I rarely get upset when my sacred cows are violated by adaptations or remakes. For example, my favourite film of all time is The Wicker Man and yet I can still very much enjoy the Nicolas Cage remake for the superb surrealist comedy that it is. I’ve certainly no beef with remakes per se (c’mon, people – The Thing!) but this is one of the more perplexing in recent memory. It shares little besides the title with Romero’s classic and bears more similarity in tone and content to Return of the Living Dead 2. A totally generic zombie action movie with a few misfired jokes, lots of bad CGI and super-athletic zombies who run like they’re chasing their pay cheques in before anyone notices how rubbish they look. This kind of crap would’ve gone direct-to-video in the 80s when these movies were ten-a-penny but, hot on the heels of the equally bland and derivative 28 Days Later, it somehow managed to get a theatrical release and launch Zack Snyder’s film career. He really should’ve stuck to music videos and car adverts for the good of us all, because next came …
Dart Two (120 points):
I really, really wanted to love this. I generally enjoy Frank Miller, I dig movies that have lots of shoutin’ and killin’ and, let’s face it, the beardy man yelling “THIS IS SPARTA!” in the trailer is awesome, whichever way you slice it. Sadly, those few seconds of top shelf hollering are about all that’s worth watching here and you can get them off YouTube. The rest of the film is a plodding, aesthetically bankrupt affair that has a million computer-generated men with computer-generated six-packs killing each other with computer-generated swords until computer-generated blood sprays across the computer-generated backgrounds. It’s like watching someone else play a Playstation game and not even a very cool one. It looks like ass, the dialogue is abysmal, the plot non-existent and the violence is just staggeringly dull. Add about six hours worth of scenes where CGI Spartans walk slowly from one place to another en masse like some giant armoured tortoise and you’ve got a recipe for one of the most tedious, irredeemable, overrated snoozefests of recent years.Dart Three: (Lightning strikes, splits the dart into six and it scores 360!)Watchmen.

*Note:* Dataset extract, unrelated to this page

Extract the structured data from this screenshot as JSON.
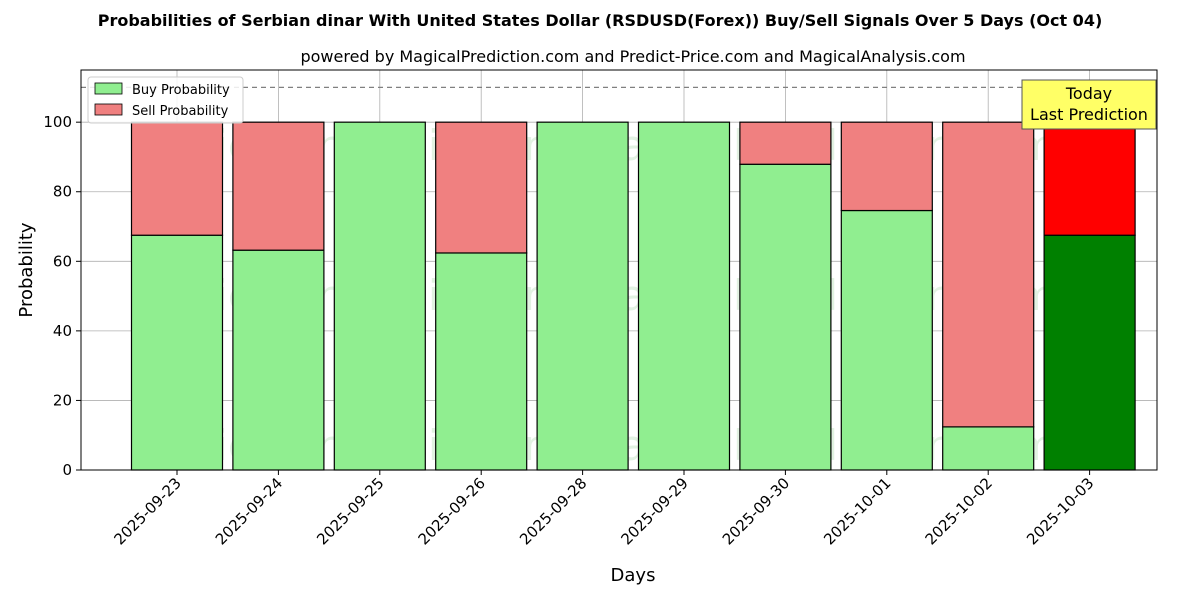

No. Just no. Of all the people who shouldn’t get their money-greased palms all over the film version of Watchmen, this braying jack-ass would be top of my list. Alan Moore’s masterpiece is possibly the greatest comic book of all time. Whilst a movie of this has been in the works for aeons and it’s never been particularly appealing as a concept, this … this is just an insult. The screenplay’s going to be co-written by the guy who wrote The Scorpion King and it’s directed by Hack Snyder; there’s now zero chance of its even being an interesting failure. I can’t think of a single worse line-up to adapt it. Even if they’d sold to rights to Ron Jeremy to release it as Crotchmen, it would’ve been better than this. It’s just going to be cringeful. It’ll make V For Vendetta‘s ill-fated adaptation look coherent. Come back “eggy in a basket” – all is forgiven. No. Just no.
Please God of Movies, make him stop.